Sony offers a wide variety of Alpha Lenses
Contrastingly, DSLRs are far from compact and typically are supplied with a 3x kit lens. From there you can go crazy, spending a small fortune on interchangeable lenses. Canon and Nikon, the two biggest DSLR sellers by far, each have over 65 to choose from. And these lenses use finer glass than point-and-shoots, adding to overall quality advantage of DSLRs. The downside is that they are much heavier, bulkier and require at least a backpack to lug everything around.

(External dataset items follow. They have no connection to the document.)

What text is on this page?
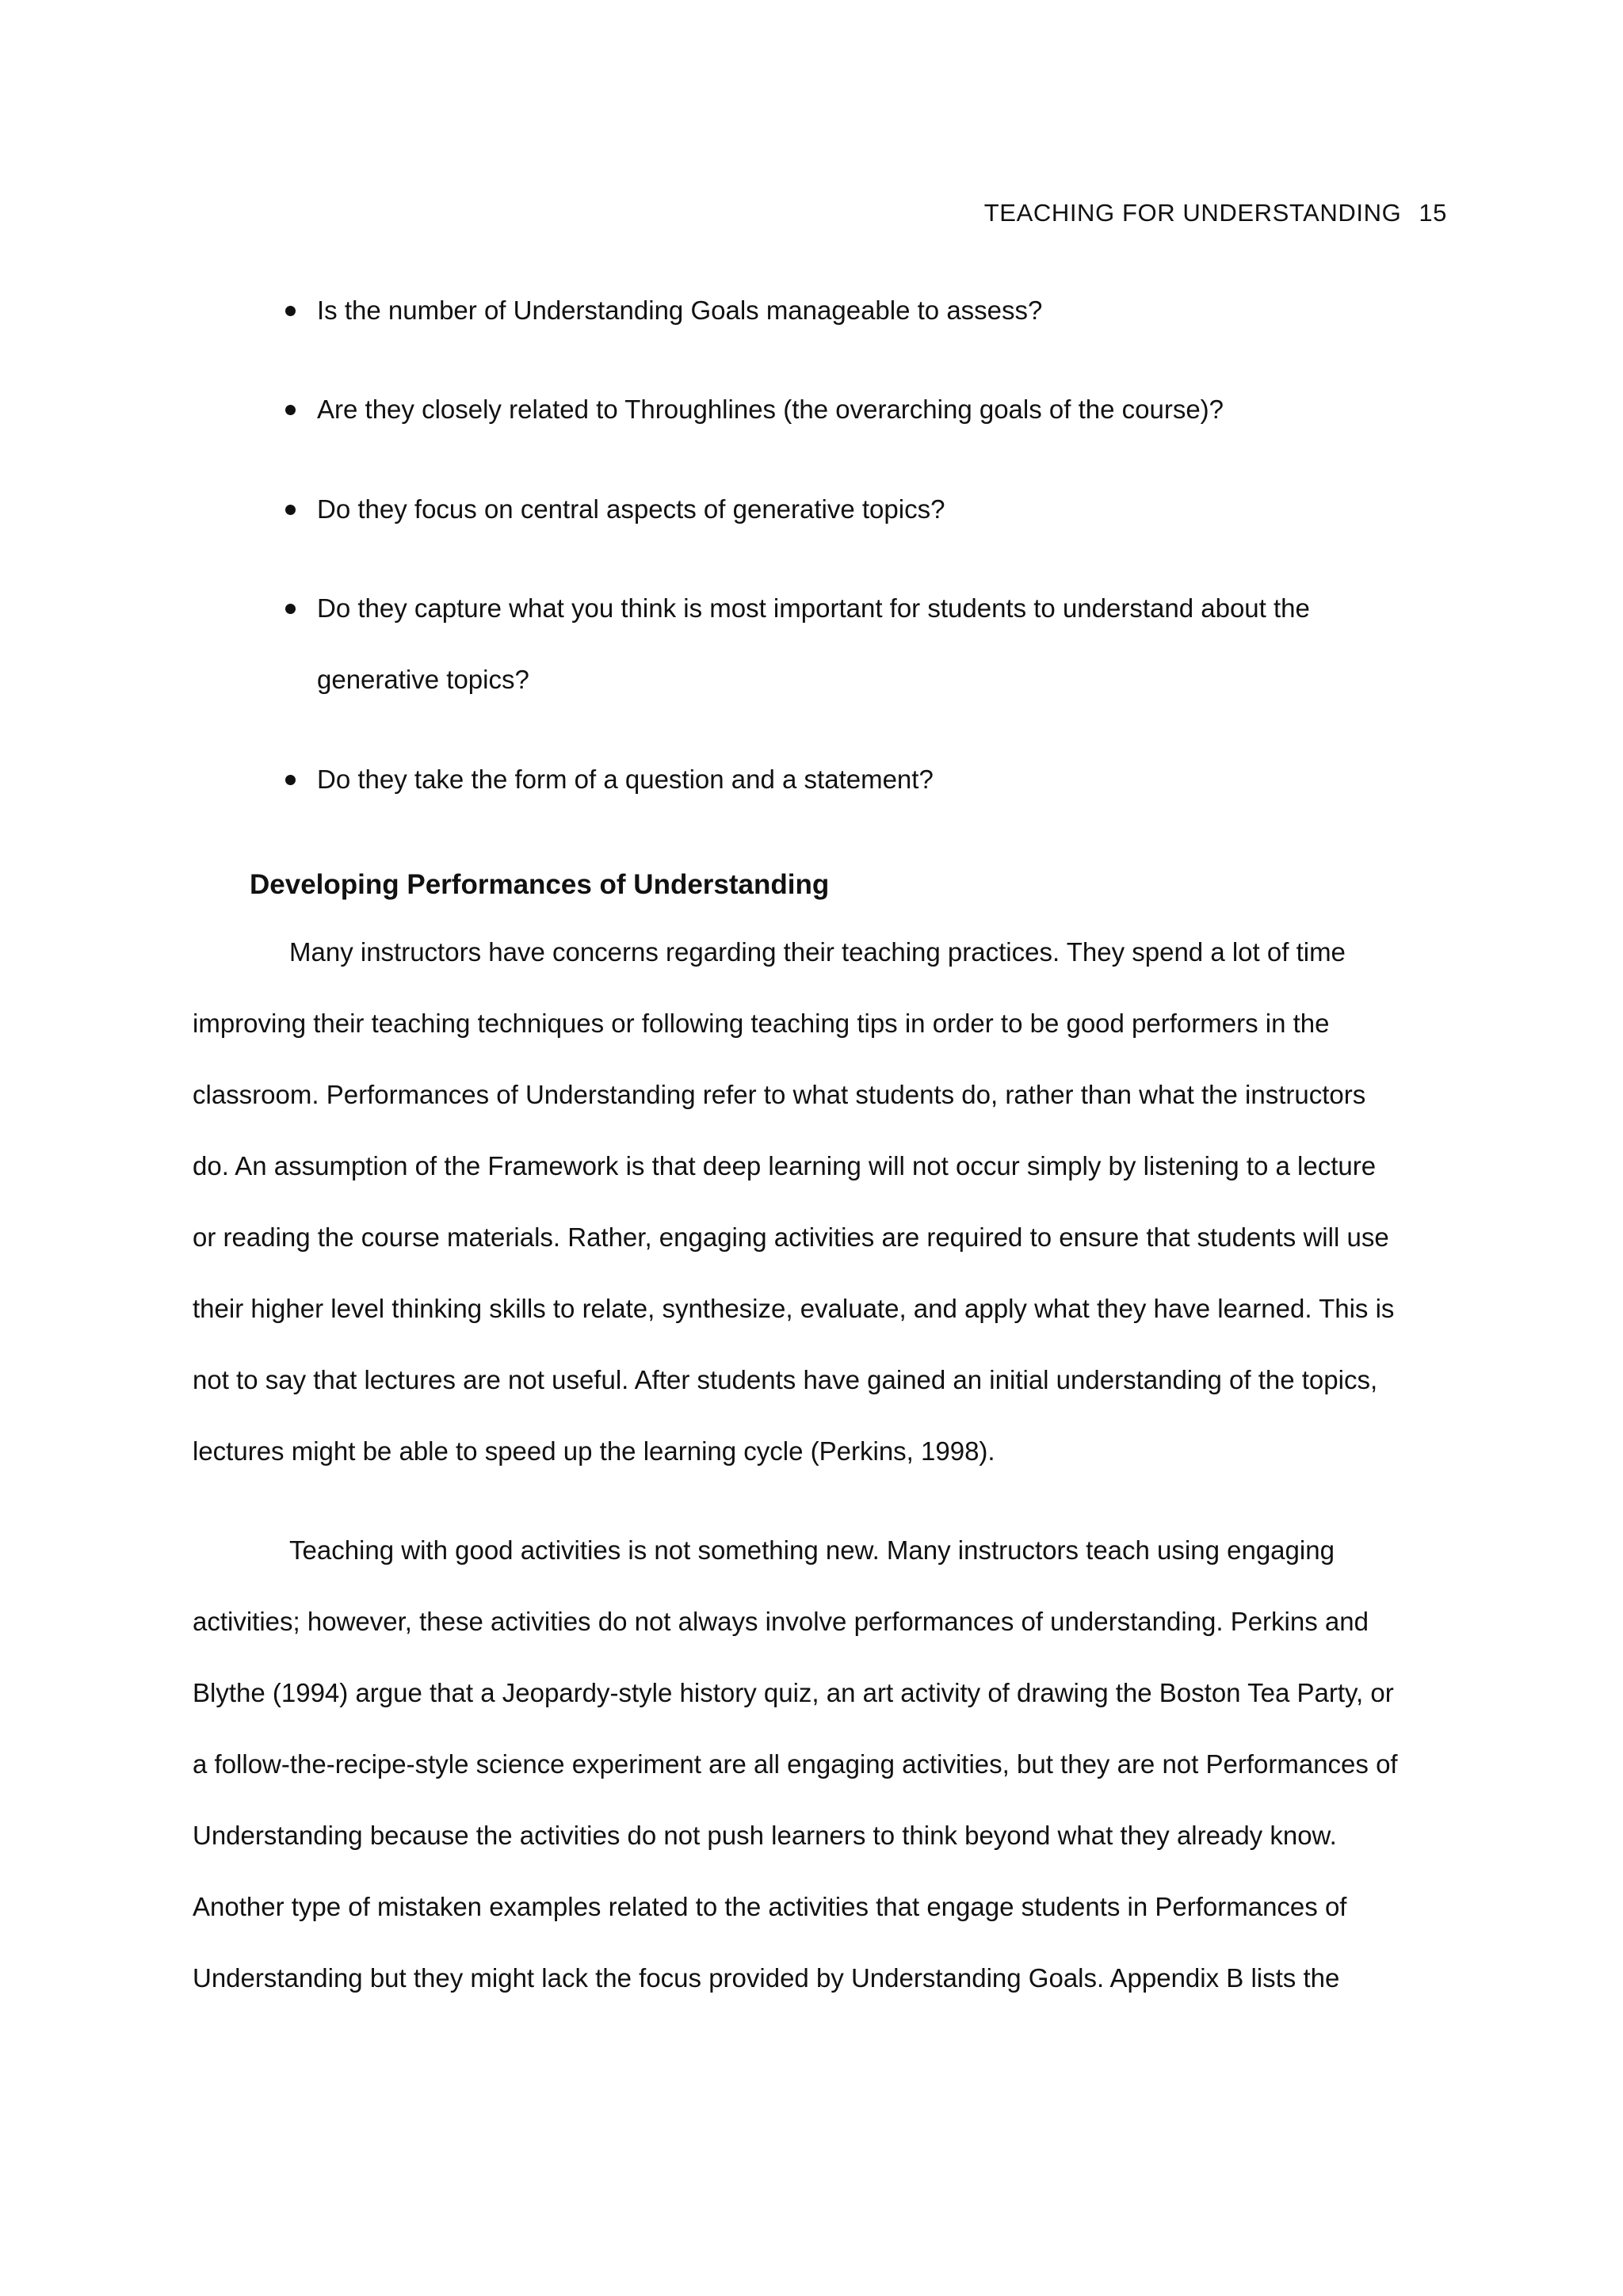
TEACHING FOR UNDERSTANDING 15
Is the number of Understanding Goals manageable to assess?
Are they closely related to Throughlines (the overarching goals of the course)?
Do they focus on central aspects of generative topics?
Do they capture what you think is most important for students to understand about the
generative topics?
Do they take the form of a question and a statement?
Developing Performances of Understanding
Many instructors have concerns regarding their teaching practices. They spend a lot of time
improving their teaching techniques or following teaching tips in order to be good performers in the
classroom. Performances of Understanding refer to what students do, rather than what the instructors
do. An assumption of the Framework is that deep learning will not occur simply by listening to a lecture
or reading the course materials. Rather, engaging activities are required to ensure that students will use
their higher level thinking skills to relate, synthesize, evaluate, and apply what they have learned. This is
not to say that lectures are not useful. After students have gained an initial understanding of the topics,
lectures might be able to speed up the learning cycle (Perkins, 1998).
Teaching with good activities is not something new. Many instructors teach using engaging
activities; however, these activities do not always involve performances of understanding. Perkins and
Blythe (1994) argue that a Jeopardy-style history quiz, an art activity of drawing the Boston Tea Party, or
a follow-the-recipe-style science experiment are all engaging activities, but they are not Performances of
Understanding because the activities do not push learners to think beyond what they already know.
Another type of mistaken examples related to the activities that engage students in Performances of
Understanding but they might lack the focus provided by Understanding Goals. Appendix B lists the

Still, for the professional or prosumer, DSLR is the natural fit.
Most point-and-shoot digital cameras offer limited manual options for adjusting aperture (f/stops) and shutter speeds. Granted, the vast majority of amateur paparazzi out there couldn’t care less about this small range of potential adjustments, and will be perfectly happy firing away in Auto mode. But while DSLRs have Auto settings too, they also let you unleash your inner Annie Leibovitz by adjusting depth of field, blurring subjects and going wherever the creative muse takes you. If you’re looking to get more creative with photos, a DSLR is the right choice.
Settings available on a Canon EOS Rebel T1i
If your budget is limited ($300 or less) the choice is moot: You have to buy a point-and-shoot digital camera. But it’s hardly the end of the world, since you can search through our reviews, where we’ve highlighted dozens of speedy models of high caliber. What’s more, there are many selections to choose from, and the vast majority of camera owners out there are more than happy with the range of available choices.
Where things get interesting, though, are with “bridge” cameras, which cost close to entry-level DSLRs yet have many manual options, good built-in lenses and fine overall image quality. Cameras in this class include the Canon PowerShot G10, Panasonic Lumix LX3 and our new recent favorite: The Sony Cyber-shot HX1 with 10 frames-per-second shooting capabilities. Still, at around $400-$500, these options are far from cheap.
The Canon PowerShot G10 and Panasonic Lumix LX3 are good bridge choices
Should you decide even faster response and better quality are imperative, or consider yourself a professional or “prosumer” level user, however, don’t hesitate to purchase a DSLR instead. Once you become familiar with all the capabilities these cameras offer, even models which go for $1,000 will seem like a bargain. Especially, that is, when you start shopping for lenses, flashes and all the cool toys photographers can’t live without.